Capita di tanto in tanto di recuperare sulla strada qualche raro esemplare di martora impattato con qualche mezzo meccanico, fortunatamente lo scenario e la visione che ti ritrovi in queste piccole zone umide e’ straordinario, una svariata presenza di biodiversita’ animale, soprattutto volatili, dalla comunissima gallinella d’acqua e qualche folaga, quindi grazette, aironi guardabuoi, qualche specie un po’ piu’ rara e minacciata d’estinzione come la moretta tabaccata o il pollo sultano, quest’ultimo gia’ estinto in Sicilia e recentemente reintrodotto.
Di tanto in tanto in tanto qualche intervento di recupero di fauna selvatica da parte del personale che opera presso il sito industriale, magari qualcuno si improvvisa biologo occasionale e si lascia andare a liberazioni avventate.

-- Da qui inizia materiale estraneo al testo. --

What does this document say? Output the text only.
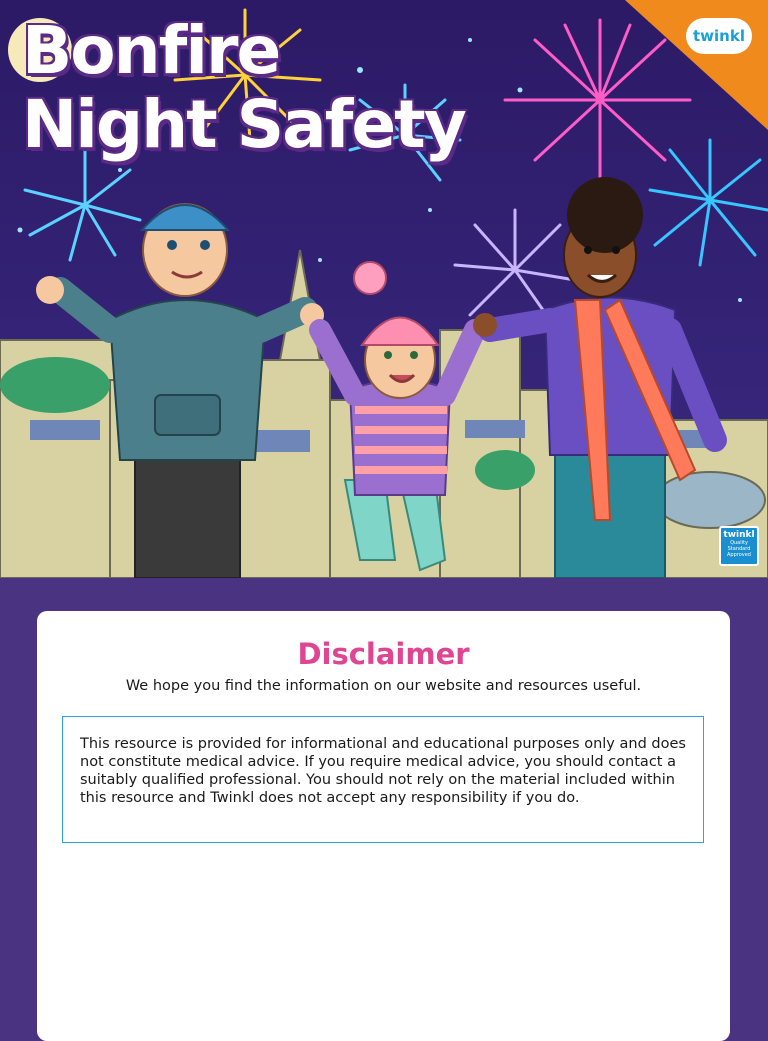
Bonfire
Night Safety
twinkl
twinkl
Quality Standard Approved
Disclaimer

We hope you find the information on our website and resources useful.

This resource is provided for informational and educational purposes only and does not constitute medical advice. If you require medical advice, you should contact a suitably qualified professional. You should not rely on the material included within this resource and Twinkl does not accept any responsibility if you do.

Ricordo a tutti che la “fauna selvatica” e’ un bene indisponibile dello stato, la detenzione di specie (non cerificate) e’ reato, in caso di recupero di esemplari in difficoltà e/o ferite, contattare e consegnare alle forze dell’ordine (Carabinieri, Polizia, G.d.F. , Forestale, ecc..), oppure ai Centri di Recupero autorizzati dalla regione Siciliana, l’organismo istituzionale preposto alla regolamentazione e’ la Ripartizione Faunistico Venatoria e Ambientale presente nelle varie province, l’unico Centro presente in provincia di Catania e’ quello di Valcorrente realizzato dalla Provincia Regionale di Catania e gestito dal Fondo Siciliano per la Natura.